Fluid markets are enabled by professional traders – if you go to a foreign exchange they will buy currency at slightly below the average price, and sell it at slightly above. Therefore there is always a reasonably priced seller or buyer for your currency. The same principle applies to shares, commodities and other goods. The higher the potential profit (total traded volume multiplied by markup) the more competition will be attracted, and the buy and sell prices will converge.

Professional trading can be seen in action at trade hubs on almost all of the 6000-odd different items available in Eve. You will see buy and sell orders for huge volumes of items that could never be for personal use. High value items like ships attract a lot of competition and will have margins of 5-10% between the highest buy order and the lowest sell order. This means that whenever you want to buy or sell a ship, you can do so immediately with very little financial loss – you’re effectively paying the traders for convenience.

A weakness in the market can be seen by looking at some of the less popular items, where you’ll see 100% or more markup between the buy and sell prices. The volumes just aren’t there to support more competition – bringing the buy and sell prices closer together would mean it’s not worth the bother of trading, given that there are plenty of other things to do in game.

Barrier to entry, monopolies and cartels

An important principle in economics is the barrier to entry to a market. There are two reasons why the profit margin on an item may be high, but only one means you’re being ripped off:

  1. Sales volumes are low, so high margins are required to make it a worthwhile business.
  2. There are high barriers to entry, so it’s hard to compete with existing businesses.

To tell if you’re being taken advantage of, look at how hard it is to set up a competing business. If it’s easy then you’re probably not being ripped off and it’s just hard to make a profit. There are lots of examples of barriers to entry, from government restrictions (e.g. pre-privatisation utilities), to long professional training requirements (lawyers, doctors), to prohibitive startup costs (building a supermarket).

You can see these in operation in Eve. One interesting development was the creation of OTEC – the Organisation of Technetium Exporting Corporations – founded on the same principles as the more familiar OPEC. Technetium is a vital component in the manufacturing chain of many items in Eve, and is only found in one area the galaxy under the control of a small number of corporations. The barrier to entry here is nearly absolute – getting into the market would require overwhelming military force and months of warfare.
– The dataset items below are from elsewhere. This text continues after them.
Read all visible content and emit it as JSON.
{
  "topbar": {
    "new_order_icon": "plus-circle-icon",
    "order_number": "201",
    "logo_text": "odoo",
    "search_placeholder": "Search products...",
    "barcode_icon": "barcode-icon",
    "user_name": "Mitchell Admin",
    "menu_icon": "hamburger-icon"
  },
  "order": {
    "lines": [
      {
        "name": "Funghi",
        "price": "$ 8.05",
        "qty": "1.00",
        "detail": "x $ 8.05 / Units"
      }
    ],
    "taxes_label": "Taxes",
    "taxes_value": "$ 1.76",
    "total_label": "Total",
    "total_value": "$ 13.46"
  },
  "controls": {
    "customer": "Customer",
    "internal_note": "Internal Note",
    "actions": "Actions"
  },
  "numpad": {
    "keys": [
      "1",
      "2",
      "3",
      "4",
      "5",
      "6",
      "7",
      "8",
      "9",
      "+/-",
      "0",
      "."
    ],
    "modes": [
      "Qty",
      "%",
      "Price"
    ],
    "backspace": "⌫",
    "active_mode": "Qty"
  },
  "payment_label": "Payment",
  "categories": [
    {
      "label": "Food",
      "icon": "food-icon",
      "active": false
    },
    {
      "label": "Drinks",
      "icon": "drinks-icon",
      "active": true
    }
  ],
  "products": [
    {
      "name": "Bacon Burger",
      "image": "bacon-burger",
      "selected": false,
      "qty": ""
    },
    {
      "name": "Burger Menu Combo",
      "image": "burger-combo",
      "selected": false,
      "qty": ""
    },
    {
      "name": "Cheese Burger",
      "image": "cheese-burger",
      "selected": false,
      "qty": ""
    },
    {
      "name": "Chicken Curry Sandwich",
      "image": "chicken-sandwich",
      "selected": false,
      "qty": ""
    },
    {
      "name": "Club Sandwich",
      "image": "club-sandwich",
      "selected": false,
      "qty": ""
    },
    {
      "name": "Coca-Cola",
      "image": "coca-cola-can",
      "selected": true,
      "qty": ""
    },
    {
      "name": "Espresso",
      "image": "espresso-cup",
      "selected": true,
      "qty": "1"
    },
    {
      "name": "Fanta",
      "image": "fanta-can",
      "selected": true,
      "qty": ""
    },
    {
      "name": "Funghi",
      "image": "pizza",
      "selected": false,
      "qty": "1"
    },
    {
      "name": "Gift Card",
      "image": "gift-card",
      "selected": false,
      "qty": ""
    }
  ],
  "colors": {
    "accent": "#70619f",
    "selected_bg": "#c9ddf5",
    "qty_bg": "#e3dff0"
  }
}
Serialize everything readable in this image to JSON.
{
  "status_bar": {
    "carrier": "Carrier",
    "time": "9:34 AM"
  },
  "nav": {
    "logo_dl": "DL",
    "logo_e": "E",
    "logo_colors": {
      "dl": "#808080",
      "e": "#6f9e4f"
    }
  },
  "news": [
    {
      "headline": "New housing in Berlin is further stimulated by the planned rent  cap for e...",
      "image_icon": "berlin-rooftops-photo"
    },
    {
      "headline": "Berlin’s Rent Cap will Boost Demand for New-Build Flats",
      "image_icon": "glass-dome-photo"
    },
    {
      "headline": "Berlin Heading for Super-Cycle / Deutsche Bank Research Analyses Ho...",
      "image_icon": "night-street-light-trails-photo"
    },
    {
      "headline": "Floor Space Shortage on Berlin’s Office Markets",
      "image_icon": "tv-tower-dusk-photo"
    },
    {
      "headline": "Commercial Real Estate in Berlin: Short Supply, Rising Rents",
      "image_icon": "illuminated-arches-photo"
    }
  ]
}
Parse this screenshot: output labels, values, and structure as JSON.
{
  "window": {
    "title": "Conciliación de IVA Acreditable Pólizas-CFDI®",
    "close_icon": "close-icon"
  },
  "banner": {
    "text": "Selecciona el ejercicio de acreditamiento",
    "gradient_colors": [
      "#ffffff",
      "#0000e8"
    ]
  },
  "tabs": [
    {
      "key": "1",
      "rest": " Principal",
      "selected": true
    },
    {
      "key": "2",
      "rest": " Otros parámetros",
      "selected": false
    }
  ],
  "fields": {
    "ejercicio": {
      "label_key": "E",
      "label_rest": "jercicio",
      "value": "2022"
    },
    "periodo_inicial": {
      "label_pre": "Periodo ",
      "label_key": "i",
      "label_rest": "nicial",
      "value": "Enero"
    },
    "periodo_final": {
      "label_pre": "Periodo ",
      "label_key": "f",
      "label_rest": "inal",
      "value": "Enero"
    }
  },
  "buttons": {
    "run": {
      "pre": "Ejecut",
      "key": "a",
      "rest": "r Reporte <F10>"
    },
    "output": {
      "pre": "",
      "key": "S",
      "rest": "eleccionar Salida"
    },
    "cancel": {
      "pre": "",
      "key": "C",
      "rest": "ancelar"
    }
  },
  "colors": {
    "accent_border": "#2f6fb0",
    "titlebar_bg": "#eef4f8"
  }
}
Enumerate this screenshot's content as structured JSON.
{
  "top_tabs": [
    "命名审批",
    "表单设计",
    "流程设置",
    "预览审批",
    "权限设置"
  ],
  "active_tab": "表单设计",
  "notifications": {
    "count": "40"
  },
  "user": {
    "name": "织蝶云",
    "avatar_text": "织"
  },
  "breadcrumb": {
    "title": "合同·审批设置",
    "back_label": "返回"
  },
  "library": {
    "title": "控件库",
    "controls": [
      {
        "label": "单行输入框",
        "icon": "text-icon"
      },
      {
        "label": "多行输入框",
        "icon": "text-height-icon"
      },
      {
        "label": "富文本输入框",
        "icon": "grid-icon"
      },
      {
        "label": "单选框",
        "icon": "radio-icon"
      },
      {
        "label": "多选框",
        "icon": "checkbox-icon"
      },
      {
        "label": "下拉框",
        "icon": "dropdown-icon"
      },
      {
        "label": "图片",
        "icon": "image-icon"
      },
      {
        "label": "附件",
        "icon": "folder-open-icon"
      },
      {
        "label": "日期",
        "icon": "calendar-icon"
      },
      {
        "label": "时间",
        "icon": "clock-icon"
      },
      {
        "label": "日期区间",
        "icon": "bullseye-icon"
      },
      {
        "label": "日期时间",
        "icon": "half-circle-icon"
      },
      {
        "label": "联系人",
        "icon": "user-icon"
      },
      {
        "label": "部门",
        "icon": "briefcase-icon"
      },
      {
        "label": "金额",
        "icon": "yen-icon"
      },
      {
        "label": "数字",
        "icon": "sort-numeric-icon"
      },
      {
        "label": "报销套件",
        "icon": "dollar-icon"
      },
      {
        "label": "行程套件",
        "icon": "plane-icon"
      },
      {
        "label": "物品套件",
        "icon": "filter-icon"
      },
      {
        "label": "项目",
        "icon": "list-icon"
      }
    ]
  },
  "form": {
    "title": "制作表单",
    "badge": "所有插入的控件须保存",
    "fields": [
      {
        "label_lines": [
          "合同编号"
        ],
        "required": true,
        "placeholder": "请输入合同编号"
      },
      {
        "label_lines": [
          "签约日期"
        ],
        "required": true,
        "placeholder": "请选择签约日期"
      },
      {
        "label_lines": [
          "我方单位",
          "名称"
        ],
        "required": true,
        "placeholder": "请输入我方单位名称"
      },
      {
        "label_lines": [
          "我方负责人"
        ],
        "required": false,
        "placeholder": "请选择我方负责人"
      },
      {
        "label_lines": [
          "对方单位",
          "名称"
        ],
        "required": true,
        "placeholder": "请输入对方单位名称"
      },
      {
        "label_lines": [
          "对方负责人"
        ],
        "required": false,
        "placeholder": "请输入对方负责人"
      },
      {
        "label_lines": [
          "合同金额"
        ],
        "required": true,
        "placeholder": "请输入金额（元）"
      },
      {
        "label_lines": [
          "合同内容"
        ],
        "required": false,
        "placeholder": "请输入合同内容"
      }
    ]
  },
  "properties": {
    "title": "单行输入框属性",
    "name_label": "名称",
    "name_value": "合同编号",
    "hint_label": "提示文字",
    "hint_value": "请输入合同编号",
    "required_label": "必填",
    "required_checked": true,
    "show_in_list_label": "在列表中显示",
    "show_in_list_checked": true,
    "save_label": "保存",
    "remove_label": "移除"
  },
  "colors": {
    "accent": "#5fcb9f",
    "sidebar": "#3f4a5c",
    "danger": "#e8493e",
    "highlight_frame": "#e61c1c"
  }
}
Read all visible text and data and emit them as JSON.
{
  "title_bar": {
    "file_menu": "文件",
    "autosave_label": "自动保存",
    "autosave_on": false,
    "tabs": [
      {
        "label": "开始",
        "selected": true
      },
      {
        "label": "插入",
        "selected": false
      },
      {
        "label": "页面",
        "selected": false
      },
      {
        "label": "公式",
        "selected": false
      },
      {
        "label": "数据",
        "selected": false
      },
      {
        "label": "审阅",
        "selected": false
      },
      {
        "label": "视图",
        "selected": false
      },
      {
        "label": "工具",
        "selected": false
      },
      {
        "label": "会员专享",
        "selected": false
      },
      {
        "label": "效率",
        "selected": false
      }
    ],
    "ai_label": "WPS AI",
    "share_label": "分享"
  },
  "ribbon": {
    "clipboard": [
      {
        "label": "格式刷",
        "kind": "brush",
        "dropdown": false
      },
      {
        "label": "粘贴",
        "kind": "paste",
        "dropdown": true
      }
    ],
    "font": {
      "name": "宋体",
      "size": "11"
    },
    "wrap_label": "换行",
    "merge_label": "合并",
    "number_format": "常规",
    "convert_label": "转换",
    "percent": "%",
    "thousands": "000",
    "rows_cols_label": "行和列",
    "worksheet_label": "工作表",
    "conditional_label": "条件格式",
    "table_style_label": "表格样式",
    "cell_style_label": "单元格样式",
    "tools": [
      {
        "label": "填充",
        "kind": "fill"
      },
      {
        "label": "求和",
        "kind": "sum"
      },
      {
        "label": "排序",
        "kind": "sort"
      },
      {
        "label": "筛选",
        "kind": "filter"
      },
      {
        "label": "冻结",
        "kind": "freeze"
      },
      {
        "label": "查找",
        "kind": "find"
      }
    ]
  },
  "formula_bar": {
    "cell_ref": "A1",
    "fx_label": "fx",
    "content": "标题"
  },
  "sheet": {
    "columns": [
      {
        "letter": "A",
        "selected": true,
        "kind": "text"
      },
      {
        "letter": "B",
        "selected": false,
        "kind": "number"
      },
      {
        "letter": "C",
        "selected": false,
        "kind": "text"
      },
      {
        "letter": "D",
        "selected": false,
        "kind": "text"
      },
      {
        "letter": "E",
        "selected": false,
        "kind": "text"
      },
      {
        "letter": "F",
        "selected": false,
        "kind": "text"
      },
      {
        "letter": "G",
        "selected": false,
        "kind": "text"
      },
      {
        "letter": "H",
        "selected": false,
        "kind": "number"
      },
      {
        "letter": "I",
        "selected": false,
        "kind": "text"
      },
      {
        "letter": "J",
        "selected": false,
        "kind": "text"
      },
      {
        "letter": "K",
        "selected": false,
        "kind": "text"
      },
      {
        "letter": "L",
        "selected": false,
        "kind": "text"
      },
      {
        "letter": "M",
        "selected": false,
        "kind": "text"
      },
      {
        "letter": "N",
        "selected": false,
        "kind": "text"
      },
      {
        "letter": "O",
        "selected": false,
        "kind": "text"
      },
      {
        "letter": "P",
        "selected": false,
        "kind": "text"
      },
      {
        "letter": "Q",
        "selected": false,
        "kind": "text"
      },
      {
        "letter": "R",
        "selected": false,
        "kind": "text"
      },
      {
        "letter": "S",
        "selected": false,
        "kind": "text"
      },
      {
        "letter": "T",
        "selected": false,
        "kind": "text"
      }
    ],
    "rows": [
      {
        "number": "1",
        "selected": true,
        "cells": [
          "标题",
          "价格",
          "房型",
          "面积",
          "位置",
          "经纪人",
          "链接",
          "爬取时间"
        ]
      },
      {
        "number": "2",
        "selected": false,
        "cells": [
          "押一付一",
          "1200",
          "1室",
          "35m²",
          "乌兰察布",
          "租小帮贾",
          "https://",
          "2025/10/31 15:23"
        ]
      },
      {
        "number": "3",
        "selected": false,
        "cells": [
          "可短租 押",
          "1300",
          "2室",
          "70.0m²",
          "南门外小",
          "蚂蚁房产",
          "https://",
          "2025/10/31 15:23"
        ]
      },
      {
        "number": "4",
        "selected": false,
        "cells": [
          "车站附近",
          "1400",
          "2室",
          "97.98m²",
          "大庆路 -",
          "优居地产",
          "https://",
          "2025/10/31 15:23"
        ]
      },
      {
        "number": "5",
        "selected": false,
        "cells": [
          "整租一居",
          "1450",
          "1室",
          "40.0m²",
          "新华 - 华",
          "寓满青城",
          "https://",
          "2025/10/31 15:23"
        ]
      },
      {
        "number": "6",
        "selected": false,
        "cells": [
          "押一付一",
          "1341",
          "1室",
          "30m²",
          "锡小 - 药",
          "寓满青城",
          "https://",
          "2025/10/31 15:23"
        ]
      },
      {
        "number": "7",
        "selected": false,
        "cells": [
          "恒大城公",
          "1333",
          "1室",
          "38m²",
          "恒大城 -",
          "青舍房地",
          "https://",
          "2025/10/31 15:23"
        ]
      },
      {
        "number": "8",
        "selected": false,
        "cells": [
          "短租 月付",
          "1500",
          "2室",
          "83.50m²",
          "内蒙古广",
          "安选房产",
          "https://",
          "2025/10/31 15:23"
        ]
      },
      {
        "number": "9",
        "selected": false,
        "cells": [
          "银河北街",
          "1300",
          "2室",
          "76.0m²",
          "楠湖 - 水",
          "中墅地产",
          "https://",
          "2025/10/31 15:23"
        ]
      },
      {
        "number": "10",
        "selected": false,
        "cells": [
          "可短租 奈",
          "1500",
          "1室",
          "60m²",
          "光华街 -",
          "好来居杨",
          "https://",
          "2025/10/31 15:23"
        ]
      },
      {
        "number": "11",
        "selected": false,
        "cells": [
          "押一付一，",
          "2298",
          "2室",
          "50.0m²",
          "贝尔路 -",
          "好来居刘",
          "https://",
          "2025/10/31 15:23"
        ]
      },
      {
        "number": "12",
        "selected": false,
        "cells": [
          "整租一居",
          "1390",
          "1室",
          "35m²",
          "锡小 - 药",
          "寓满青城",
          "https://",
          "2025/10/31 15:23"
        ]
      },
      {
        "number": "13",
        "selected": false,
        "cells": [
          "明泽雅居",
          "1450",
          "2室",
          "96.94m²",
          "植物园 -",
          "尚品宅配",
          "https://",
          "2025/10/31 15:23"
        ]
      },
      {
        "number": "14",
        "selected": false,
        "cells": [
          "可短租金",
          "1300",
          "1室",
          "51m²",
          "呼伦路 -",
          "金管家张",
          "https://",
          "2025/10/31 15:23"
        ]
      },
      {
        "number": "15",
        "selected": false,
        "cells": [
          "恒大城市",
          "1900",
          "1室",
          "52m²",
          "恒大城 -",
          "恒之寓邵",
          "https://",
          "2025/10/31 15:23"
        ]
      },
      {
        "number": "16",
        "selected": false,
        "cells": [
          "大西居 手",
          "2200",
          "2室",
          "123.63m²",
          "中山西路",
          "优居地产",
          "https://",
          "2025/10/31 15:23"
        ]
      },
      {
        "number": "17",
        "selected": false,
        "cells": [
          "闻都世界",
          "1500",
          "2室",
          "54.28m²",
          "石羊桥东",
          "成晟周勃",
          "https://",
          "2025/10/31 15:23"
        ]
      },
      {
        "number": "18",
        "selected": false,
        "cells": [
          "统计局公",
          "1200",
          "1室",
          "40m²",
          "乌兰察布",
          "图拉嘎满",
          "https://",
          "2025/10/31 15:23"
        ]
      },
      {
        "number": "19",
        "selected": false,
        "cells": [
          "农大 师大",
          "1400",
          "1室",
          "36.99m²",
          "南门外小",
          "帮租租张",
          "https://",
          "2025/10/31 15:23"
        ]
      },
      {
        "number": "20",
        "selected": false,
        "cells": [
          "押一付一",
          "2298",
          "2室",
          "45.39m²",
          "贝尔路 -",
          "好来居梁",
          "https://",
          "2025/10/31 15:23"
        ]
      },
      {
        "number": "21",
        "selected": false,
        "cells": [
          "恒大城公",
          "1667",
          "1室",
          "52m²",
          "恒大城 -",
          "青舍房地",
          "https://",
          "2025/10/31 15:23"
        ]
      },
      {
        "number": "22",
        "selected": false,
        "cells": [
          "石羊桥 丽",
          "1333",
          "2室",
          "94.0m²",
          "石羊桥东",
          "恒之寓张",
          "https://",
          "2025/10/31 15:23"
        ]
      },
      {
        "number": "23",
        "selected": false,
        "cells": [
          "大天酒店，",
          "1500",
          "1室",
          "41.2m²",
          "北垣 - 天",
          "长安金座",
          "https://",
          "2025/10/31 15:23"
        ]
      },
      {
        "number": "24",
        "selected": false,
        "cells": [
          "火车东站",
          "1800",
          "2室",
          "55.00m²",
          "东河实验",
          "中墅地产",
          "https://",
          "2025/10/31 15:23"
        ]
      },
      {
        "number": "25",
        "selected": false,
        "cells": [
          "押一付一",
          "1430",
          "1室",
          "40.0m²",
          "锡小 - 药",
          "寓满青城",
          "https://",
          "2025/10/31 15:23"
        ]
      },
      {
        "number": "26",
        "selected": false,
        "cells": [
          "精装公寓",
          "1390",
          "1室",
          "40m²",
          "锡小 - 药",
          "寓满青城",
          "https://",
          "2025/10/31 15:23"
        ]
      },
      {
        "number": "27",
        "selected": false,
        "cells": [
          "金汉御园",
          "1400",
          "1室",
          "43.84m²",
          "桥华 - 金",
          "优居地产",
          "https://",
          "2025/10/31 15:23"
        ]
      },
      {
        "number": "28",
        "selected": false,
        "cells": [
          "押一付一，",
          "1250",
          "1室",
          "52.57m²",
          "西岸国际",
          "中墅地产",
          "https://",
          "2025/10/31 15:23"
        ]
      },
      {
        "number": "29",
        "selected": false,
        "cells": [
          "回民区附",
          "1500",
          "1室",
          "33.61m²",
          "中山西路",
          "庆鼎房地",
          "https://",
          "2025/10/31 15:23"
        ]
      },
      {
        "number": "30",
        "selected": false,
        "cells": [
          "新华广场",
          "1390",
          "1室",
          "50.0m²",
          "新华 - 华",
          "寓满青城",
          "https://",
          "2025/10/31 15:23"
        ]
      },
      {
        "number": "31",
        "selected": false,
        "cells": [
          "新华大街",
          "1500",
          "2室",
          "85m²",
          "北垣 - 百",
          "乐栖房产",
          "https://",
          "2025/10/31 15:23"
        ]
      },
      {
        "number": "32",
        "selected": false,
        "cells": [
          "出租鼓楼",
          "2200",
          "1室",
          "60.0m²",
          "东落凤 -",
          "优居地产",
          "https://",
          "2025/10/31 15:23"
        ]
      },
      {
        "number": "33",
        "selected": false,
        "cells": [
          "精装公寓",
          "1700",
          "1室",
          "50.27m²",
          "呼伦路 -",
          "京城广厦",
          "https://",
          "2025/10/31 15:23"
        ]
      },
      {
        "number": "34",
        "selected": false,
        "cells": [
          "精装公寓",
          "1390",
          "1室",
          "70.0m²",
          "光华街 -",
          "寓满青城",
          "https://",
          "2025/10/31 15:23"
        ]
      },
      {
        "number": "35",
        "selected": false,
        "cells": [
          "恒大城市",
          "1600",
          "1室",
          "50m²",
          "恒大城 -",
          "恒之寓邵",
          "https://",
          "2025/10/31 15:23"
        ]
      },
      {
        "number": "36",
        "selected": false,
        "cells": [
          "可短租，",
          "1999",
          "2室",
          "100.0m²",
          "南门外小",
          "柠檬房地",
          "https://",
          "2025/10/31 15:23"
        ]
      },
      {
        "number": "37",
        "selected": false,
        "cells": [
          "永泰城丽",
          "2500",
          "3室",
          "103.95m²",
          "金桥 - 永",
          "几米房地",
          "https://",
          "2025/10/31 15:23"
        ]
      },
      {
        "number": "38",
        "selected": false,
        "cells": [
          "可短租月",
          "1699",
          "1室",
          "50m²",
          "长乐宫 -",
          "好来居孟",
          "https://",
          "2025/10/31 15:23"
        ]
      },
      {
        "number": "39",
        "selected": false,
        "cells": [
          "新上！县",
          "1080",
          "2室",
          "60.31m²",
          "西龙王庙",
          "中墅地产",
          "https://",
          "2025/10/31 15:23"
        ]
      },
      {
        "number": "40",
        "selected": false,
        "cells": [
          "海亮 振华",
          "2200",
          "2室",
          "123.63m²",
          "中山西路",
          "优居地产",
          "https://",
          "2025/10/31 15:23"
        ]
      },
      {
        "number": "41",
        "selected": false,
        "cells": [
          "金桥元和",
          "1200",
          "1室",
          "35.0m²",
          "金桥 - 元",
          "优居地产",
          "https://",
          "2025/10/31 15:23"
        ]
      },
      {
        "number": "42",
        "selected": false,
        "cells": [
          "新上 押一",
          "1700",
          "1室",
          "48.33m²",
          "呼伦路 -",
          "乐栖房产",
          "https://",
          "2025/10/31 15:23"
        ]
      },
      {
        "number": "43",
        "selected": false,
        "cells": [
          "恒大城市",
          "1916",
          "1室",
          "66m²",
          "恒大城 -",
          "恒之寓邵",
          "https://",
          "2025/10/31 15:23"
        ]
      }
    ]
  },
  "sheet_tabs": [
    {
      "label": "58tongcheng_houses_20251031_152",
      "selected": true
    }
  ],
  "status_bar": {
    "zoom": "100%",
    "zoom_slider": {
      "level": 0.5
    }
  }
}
Hence it was practical to set up a price fixing cartel and reap the resulting massive profits.

Another historical example was the breaking of the monopoly on Tech2 goods (these are better ships and weapons than the standard ones). Originally, the ability to manufacture these goods was distributed via lottery to a few lucky individuals. The one I’m most familiar with is the Damage Control II component, where I made most of my ISK.

With no competition, the first of these things were selling at 200+ million ISK each.  After a couple of years a game mechanic called Invention was introduced which allowed anyone to make them,  but less efficiently and with a significant up-front investment required for tools, skills and materials (in the order of 500 million ISK, and several weeks of in game training time). When I jumped in, prices had dropped to around 2 million ISK/unit, with about 60% of that as profit.

Over the next few months the initial investment price dropped and now it’s possible to enter the market with a few tens of millions. Profits are right down to something like 300,000 ISK/unit, and it’s approaching the “worth it” line where I need to decide whether it’s worth carrying on production.

Thus enabling competition has successfully brought the cost of a good right down to theoretical minimum of the cost of production plus the minimum profit required to make people bother. Economics in action!